The emphasis is shifting, though, as the mobility market flattens and other markets such as driver-assisted vehicles and IoT begin gaining traction. In a car, turning sensors off reduces the effectiveness of an active sensor network. That approach doesn’t work with a gesture-controlled gaming platform or television, either. And it doesn’t work in industrial control or healthcare. In those cases, as well as many others, the trend is toward real-time data processing.

But keeping devices in a state of perpetual readiness while maintaining energy efficiency is far more difficult than just powering down most of the device. Thermal and power-related issues, such as electromigration, electrostatic discharge and dielectric breakdown, can impact reliability and even functionality at the most advanced nodes. And as mainstream IoT designs move to 55nm and 40nm, those kinds of issues are starting to creep in there, as well.

“As dimensions get smaller, more things interact with each other,” said Norman Chang, vice president and senior strategist at Ansys. “At 10/7nm, you have more and more wires that can interact in terms of thermal migration. If you look at the channel bus, you have a lot of wires in a small area. With the thermal migration effect, the temperature can be higher than expected. One customer measured the thermal gradient on a chip at more than 45 degrees, and that was at 45nm. That can affect resistance, which is dependent on temperature, and push a design past the electromigration limit.”

So how exactly do you lower the power in a device while keeping it in a state of active readiness? The answer increasingly relies on better partitioning of design elements for power. There are a number of options to enable that. Some are new. Some have been talked about for years but never widely implemented because there wasn’t a compelling enough reason to justify the added cost. But everything is now on the table and under serious consideration.

Software vs. hardware
One of the fundamental partitioning decisions that needs to be made in any device is whether a particular function gets developed in hardware or software.

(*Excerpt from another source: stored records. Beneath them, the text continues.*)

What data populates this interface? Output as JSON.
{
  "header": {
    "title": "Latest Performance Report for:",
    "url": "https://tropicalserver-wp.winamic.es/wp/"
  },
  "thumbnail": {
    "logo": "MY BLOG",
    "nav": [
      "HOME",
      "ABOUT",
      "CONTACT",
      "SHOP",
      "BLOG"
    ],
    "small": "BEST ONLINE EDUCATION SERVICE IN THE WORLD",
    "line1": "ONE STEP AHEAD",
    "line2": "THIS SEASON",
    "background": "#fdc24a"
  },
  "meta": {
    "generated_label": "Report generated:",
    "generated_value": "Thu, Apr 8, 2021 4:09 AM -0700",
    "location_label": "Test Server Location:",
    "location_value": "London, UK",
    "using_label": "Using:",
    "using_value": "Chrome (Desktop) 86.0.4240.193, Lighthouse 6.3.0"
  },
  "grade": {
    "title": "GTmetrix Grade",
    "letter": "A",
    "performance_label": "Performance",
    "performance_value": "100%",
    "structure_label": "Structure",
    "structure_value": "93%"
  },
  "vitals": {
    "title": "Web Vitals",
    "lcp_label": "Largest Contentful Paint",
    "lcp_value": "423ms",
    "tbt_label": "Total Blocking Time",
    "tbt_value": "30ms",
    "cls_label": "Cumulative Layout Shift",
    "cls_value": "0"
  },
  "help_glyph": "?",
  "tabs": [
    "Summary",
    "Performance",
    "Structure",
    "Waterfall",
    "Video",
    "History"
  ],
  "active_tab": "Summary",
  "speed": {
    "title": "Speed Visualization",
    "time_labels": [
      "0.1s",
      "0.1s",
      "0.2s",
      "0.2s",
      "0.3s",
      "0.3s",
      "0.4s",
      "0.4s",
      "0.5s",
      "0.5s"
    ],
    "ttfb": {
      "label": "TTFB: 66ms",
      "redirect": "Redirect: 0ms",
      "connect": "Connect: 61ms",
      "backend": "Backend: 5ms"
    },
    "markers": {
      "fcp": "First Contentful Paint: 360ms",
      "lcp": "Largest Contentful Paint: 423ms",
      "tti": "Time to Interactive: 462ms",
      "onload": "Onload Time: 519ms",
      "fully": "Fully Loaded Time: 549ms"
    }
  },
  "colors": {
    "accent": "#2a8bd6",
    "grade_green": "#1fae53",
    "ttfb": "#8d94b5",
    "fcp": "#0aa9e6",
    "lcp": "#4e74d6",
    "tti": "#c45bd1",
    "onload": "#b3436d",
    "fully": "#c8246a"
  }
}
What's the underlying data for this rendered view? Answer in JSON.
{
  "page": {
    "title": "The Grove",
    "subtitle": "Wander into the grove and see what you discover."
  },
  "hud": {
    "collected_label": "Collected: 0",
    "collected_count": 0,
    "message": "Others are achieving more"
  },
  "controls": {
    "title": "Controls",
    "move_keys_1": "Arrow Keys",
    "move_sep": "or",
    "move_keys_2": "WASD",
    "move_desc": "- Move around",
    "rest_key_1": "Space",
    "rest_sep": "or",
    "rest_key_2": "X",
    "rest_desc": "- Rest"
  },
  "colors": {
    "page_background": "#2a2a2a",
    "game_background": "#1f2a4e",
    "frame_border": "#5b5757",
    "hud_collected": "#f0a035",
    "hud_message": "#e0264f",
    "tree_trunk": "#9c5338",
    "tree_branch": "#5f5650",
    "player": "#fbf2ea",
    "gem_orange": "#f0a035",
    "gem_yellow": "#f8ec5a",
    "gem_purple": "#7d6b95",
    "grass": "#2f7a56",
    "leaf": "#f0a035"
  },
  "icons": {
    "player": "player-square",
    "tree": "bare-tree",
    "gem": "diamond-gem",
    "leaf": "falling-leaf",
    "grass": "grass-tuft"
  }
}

“If you can offload to hardware, it helps performance and reduces energy consumption,” said Markus Levy, president of EEMBC, an industry group that benchmarks embedded systems. “You add overhead because you’re adding gates, so this is definitely not free. And you have to determine how you run something, how often you run it, and whether it has an impact on performance, latency and joules consumed. So a real-world profile is critical. If you just run something over and over it draws too much power.”

Software has some clear benefits, including easier bug fixes and updates, and consequently more flexibility in time-to-market scheduling and dealing with engineering change orders. But it is almost always more efficient to perform a function in hardware than software.

But which hardware? That choice is becoming more complex, particularly with the increased availability of advanced packaging. While the clear choice in high-performance, low-power systems historically has been to put everything on one die, that’s no longer an option for some companies because there isn’t enough volume to sustain the rising cost of design and manufacturing. It’s also not the only way to save power.

“With partitioning you start at the highest level and break it down into hardware and software, and then figure out what kind of packaging you want and what you want to put on a board or on a chip,” said Dave Wiens, business development manager for Mentor Graphics‘ Systems Design Division. “We still have designs with hundreds of boards. When you partition the board, you create a hierarchy. So you may have single or multiple chips, and you may want to optimize the process from the chip level up.”

System vs. block
All of this has an impact on another set of decisions, which is how to do the architectural analysis in the first place. In the past, partitioning has been done using pre-defined IP blocks, which in many cases includes a set of black boxes. Some of these blocks are well-characterized, while others are not. But as power budgets tighten due to a mix of always-on, sometimes-on and mostly off features, partitioning becomes significantly more complex. Rather than working at the block level, partitioning decisions now have to move up to the system level.

This is particularly difficult with sensors and analog components, because they don’t always power up or down the way digital components do. As a result, some vendors are including both analog and digital circuitry in a block, with an understanding that each has its strengths and limitations.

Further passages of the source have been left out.